I also know that if I thought this would be the worst thing for them, I wouldn't do it. But I also know that if I didn't do it, my anger would simply grow and my depression and sense of self-worth worsen. I'd be my mom. I can't fucking have that. My kids don't deserve that.

And now that I think of it, perhaps I AM doing what my mom did to us: making life too goddamn easy. They need to suck it up sometimes.

So, I'm going. I just hope it works out in the end. This is one area where my ten years of church still very much has a hold on me, and it pisses me off. So much.


  1. Lisa, I hope you can stay in school and make the daycare work out. There's nothing wrong with accepting favors from friends and family who willingly offer. In time you'll be able to repay them, or "pay it forward" as they say.

    The church did take this away from you. As far as I'm concerned you can't blame them enough. Over the years I've seen dozens of LDS women quit school to put hubby through, then raise the family, then be steeped in regret over not finishing their education. But how could they? Aside from the challenges you're facing, they also had PH holders telling them over the pulpit every Sunday that it was selfish for a wife/mother to pursue a career or an education.

    I hope you can work things out. I think you will be an excellent teacher some day. Wish I was close enough to help out.

  2. You can do it, Lisa.

  3. Let me add another "you can do it!" to the chorus. I have been extremely lucky in my schooling, given that I am unmarried and have no children. I can't imagine the difficulties people--particularly women--in your position go through with regard to higher education. You are doing this for all the right reasons. It is awesome to read that you want to be an example to your daughter!

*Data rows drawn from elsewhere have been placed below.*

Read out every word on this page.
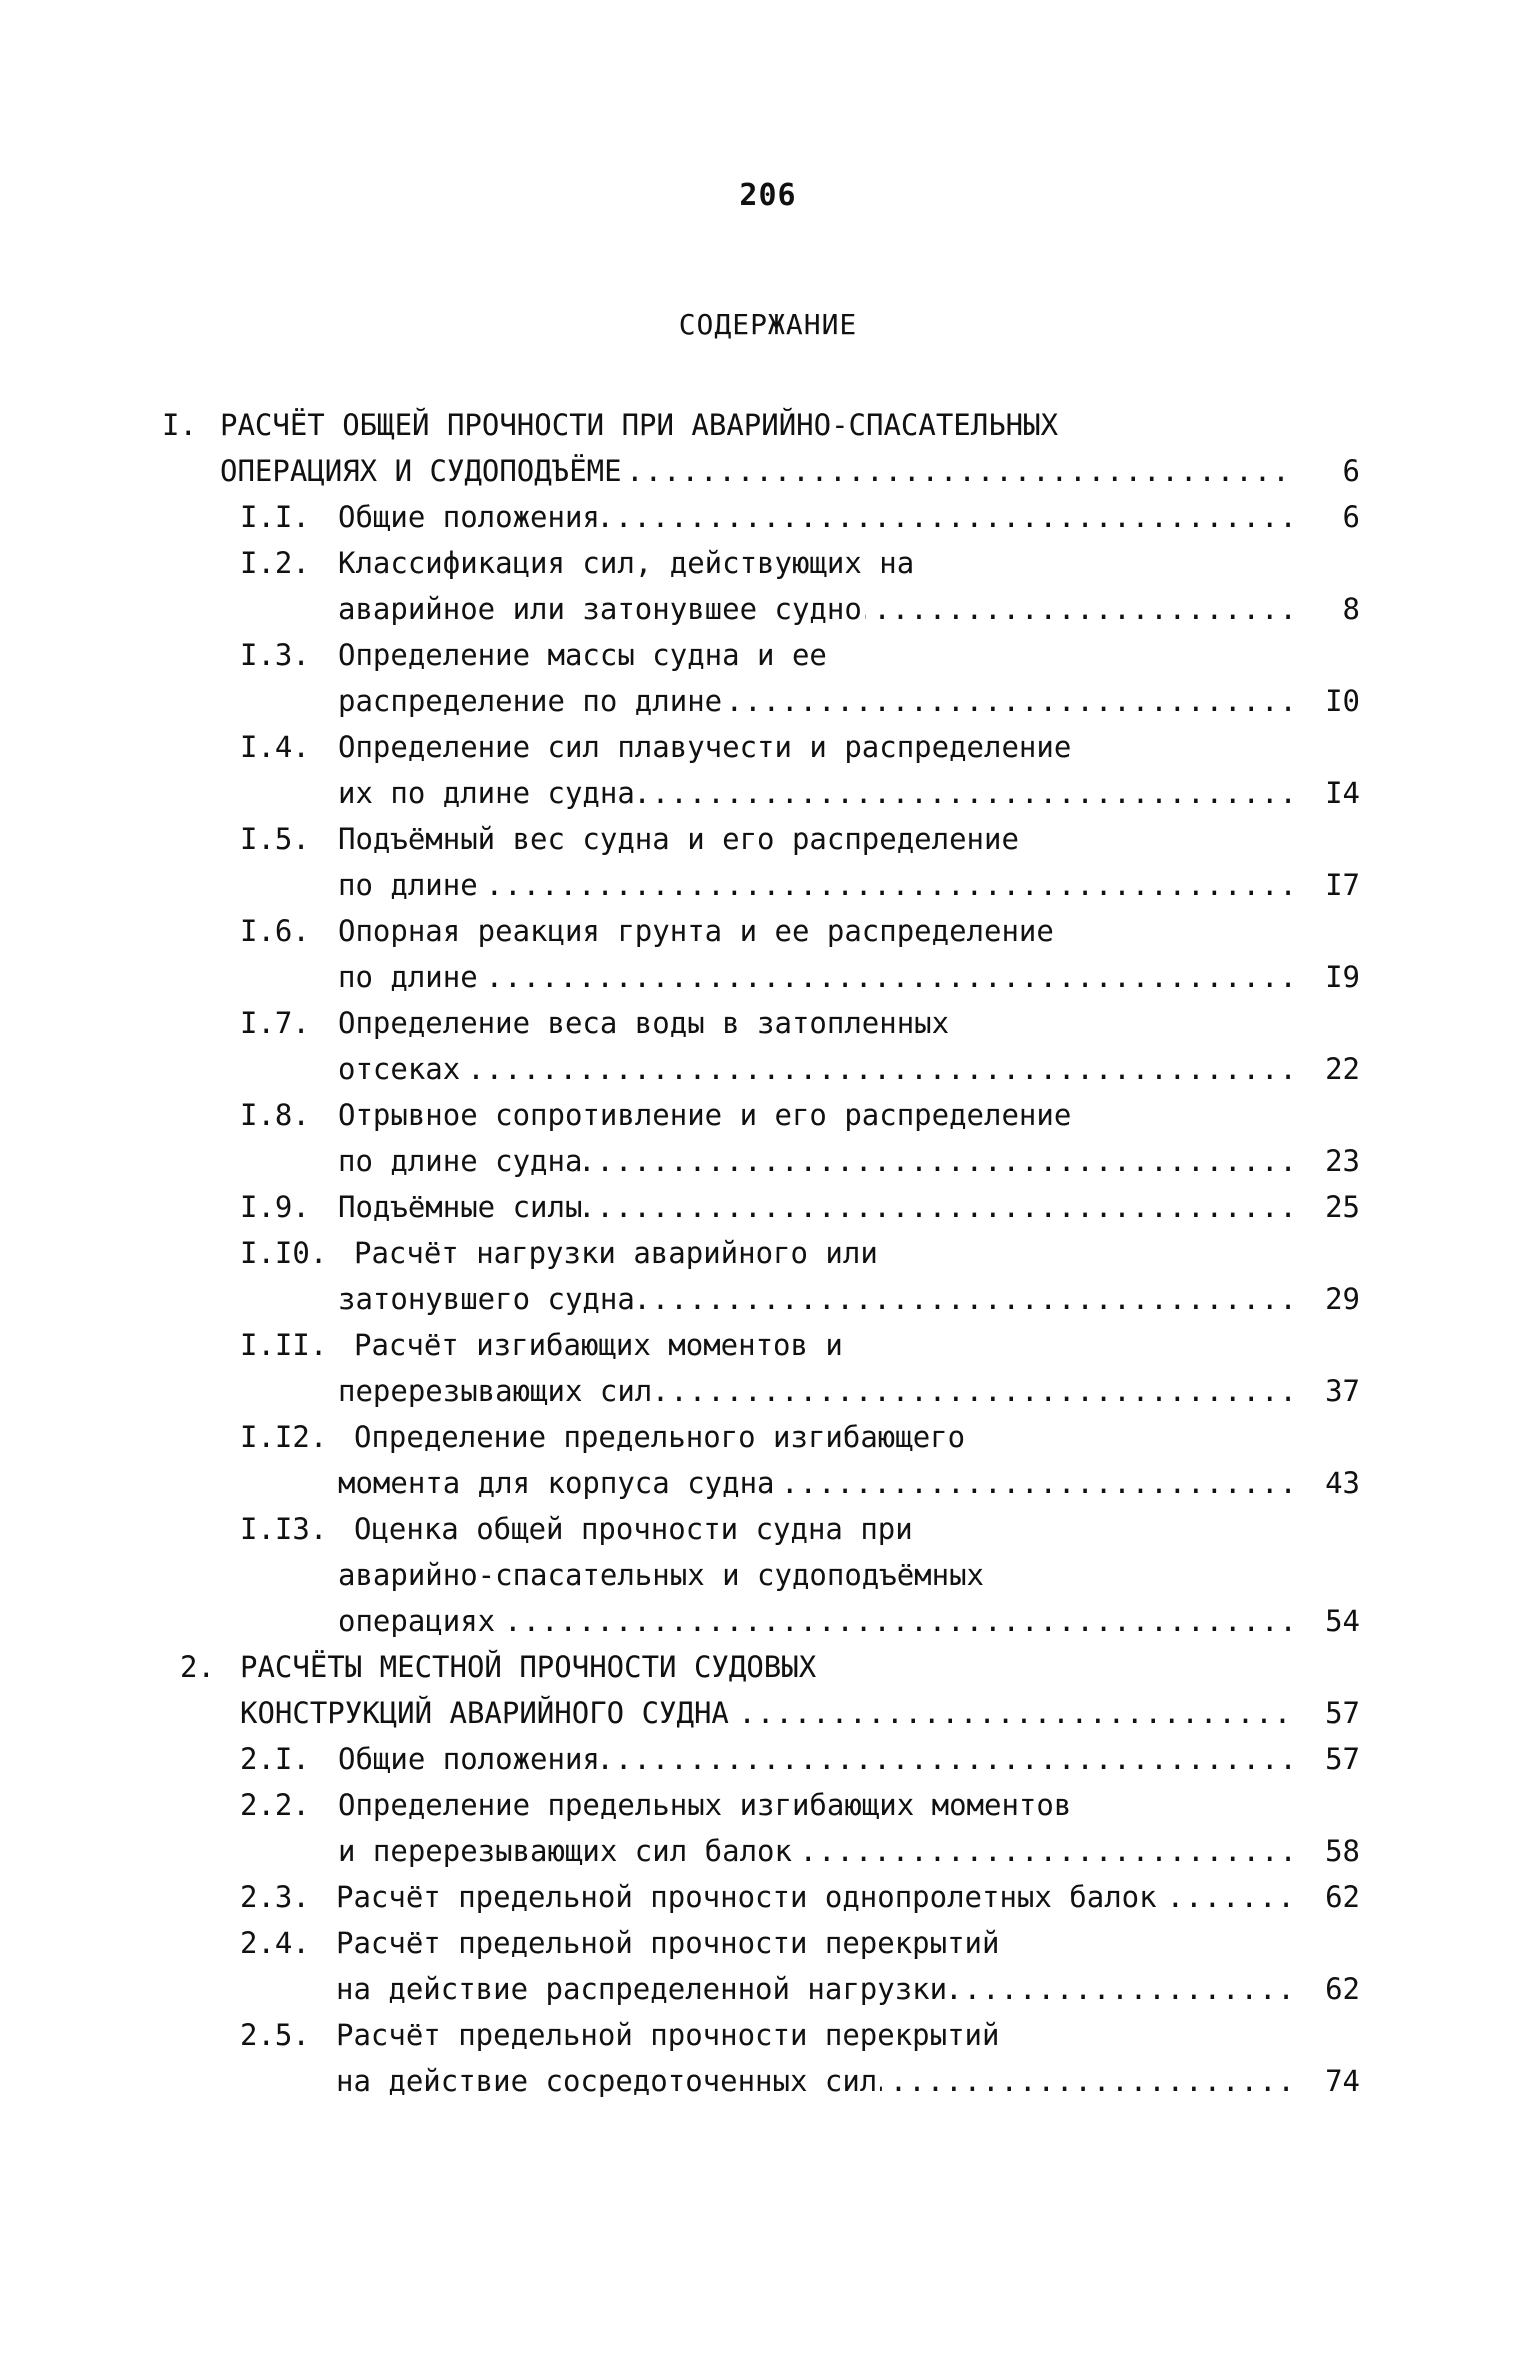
206
СОДЕРЖАНИЕ
I. РАСЧЁТ ОБЩЕЙ ПРОЧНОСТИ ПРИ АВАРИЙНО-СПАСАТЕЛЬНЫХ
ОПЕРАЦИЯХ И СУДОПОДЪЁМЕ .....	6
I.I. Общие положения .....	6
I.2. Классификация сил, действующих на
аварийное или затонувшее судно .....	8
I.3. Определение массы судна и ее
распределение по длине .....	I0
I.4. Определение сил плавучести и распределение
их по длине судна .....	I4
I.5. Подъёмный вес судна и его распределение
по длине .....	I7
I.6. Опорная реакция грунта и ее распределение
по длине .....	I9
I.7. Определение веса воды в затопленных
отсеках .....	22
I.8. Отрывное сопротивление и его распределение
по длине судна .....	23
I.9. Подъёмные силы .....	25
I.I0. Расчёт нагрузки аварийного или
затонувшего судна .....	29
I.II. Расчёт изгибающих моментов и
перерезывающих сил .....	37
I.I2. Определение предельного изгибающего
момента для корпуса судна .....	43
I.I3. Оценка общей прочности судна при
аварийно-спасательных и судоподъёмных
операциях .....	54
2. РАСЧЁТЫ МЕСТНОЙ ПРОЧНОСТИ СУДОВЫХ
КОНСТРУКЦИЙ АВАРИЙНОГО СУДНА .....	57
2.I. Общие положения .....	57
2.2. Определение предельных изгибающих моментов
и перерезывающих сил балок .....	58
2.3. Расчёт предельной прочности однопролетных балок .....	62
2.4. Расчёт предельной прочности перекрытий
на действие распределенной нагрузки .....	62
2.5. Расчёт предельной прочности перекрытий
на действие сосредоточенных сил .....	74
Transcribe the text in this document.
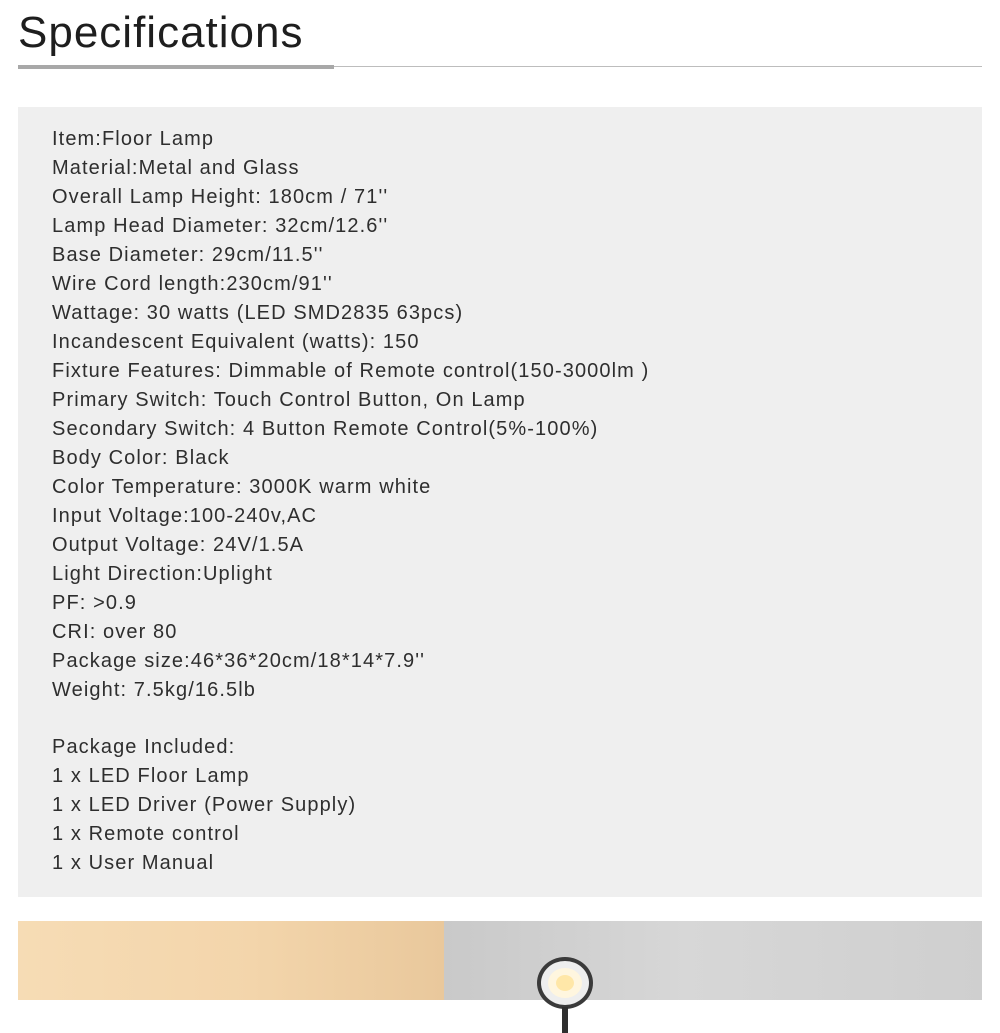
Specifications
Item:Floor Lamp
Material:Metal and Glass
Overall Lamp Height: 180cm / 71''
Lamp Head Diameter: 32cm/12.6''
Base Diameter: 29cm/11.5''
Wire Cord length:230cm/91''
Wattage: 30 watts (LED SMD2835 63pcs)
Incandescent Equivalent (watts): 150
Fixture Features: Dimmable of Remote control(150-3000lm )
Primary Switch: Touch Control Button, On Lamp
Secondary Switch: 4 Button Remote Control(5%-100%)
Body Color: Black
Color Temperature: 3000K warm white
Input Voltage:100-240v,AC
Output Voltage: 24V/1.5A
Light Direction:Uplight
PF: >0.9
CRI: over 80
Package size:46*36*20cm/18*14*7.9''
Weight: 7.5kg/16.5lb
Package Included:
1 x LED Floor Lamp
1 x LED Driver (Power Supply)
1 x Remote control
1 x User Manual
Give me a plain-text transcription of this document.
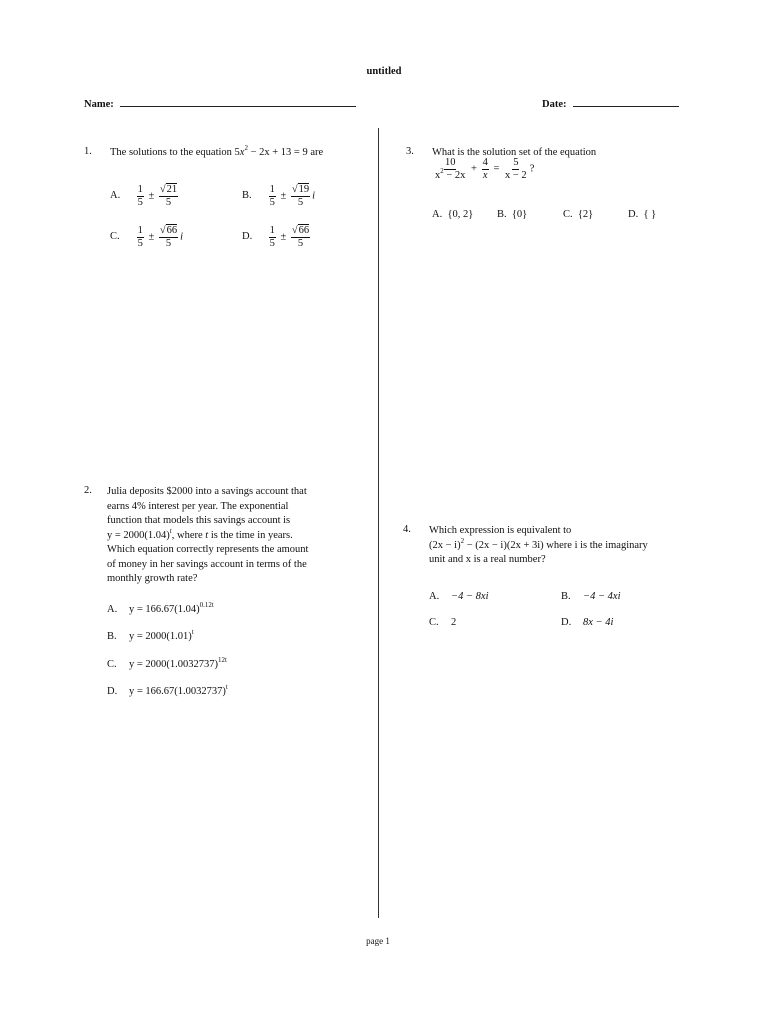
untitled
Name:	Date:
1. The solutions to the equation $5x^2 - 2x + 13 = 9$ are
A. $\frac{1}{5} \pm \frac{√21}{5}$	B. $\frac{1}{5} \pm \frac{√19}{5}$ i
C. $\frac{1}{5} \pm \frac{√66}{5}$ i	D. $\frac{1}{5} \pm \frac{√66}{5}$
2. Julia deposits $2000 into a savings account that
earns 4% interest per year. The exponential
function that models this savings account is
$y = 2000(1.04)^t$, where t is the time in years.
Which equation correctly represents the amount
of money in her savings account in terms of the
monthly growth rate?
A. $y = 166.67(1.04)^{0.12t}$
B. $y = 2000(1.01)^t$
C. $y = 2000(1.0032737)^{12t}$
D. $y = 166.67(1.0032737)^t$
3. What is the solution set of the equation
$\frac{10}{x^2 - 2x} + \frac{4}{x} = \frac{5}{x - 2}$ ?
A. {0, 2} B. {0}	C. {2}	D. { }
4. Which expression is equivalent to
$(2x - i)^2 - (2x - i)(2x + 3i)$ where i is the imaginary
unit and x is a real number?
A. −4 − 8xi	B. −4 − 4xi
C. 2	D. 8x − 4i
page 1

  4. Oh honey... you and I are in the exact same goddamn boat. I'm contemplating several years more of school and I can't believe this happened to me. I graduated from high school at 15, for fuck's sake. I should be in a post-graduate wonderland by now. Instead I had kids at 20 and 22, then took online classes while J finished school and started his career. Now he's entrenched and however much we aim for egalitarianism, it's inevitable that I shape my life around his needs, his schedule, his career. Mine will always take a backseat now.

    I will encourage my children to finish their education and begin their careers either independently of or alongside their partners -- not before, not after. The only way to have real fairness in this situation is for each person to bend to the other. Otherwise the process (and sometimes the relationship) gets horribly mangled.

    You can do it! We both can. Take the help that is offered to you. That's a powerful lesson for your children as well.

  5. I wonder how much of it is this "self-reliance forever!" bullshit pummeled into our brains the entire time we were in the church. I certainly didn't get that growing up. I mean, I've always been stubborn and wanting to do things MY way, but shit.

    Eric's worse than I am about asking and accepting help. So, I do wonder.

    Thank you, Diana and CD for your cheerleading. Chandelle and Donna, I especially appreciate your input.

    It's just good to have someone understand. I don't get that very much.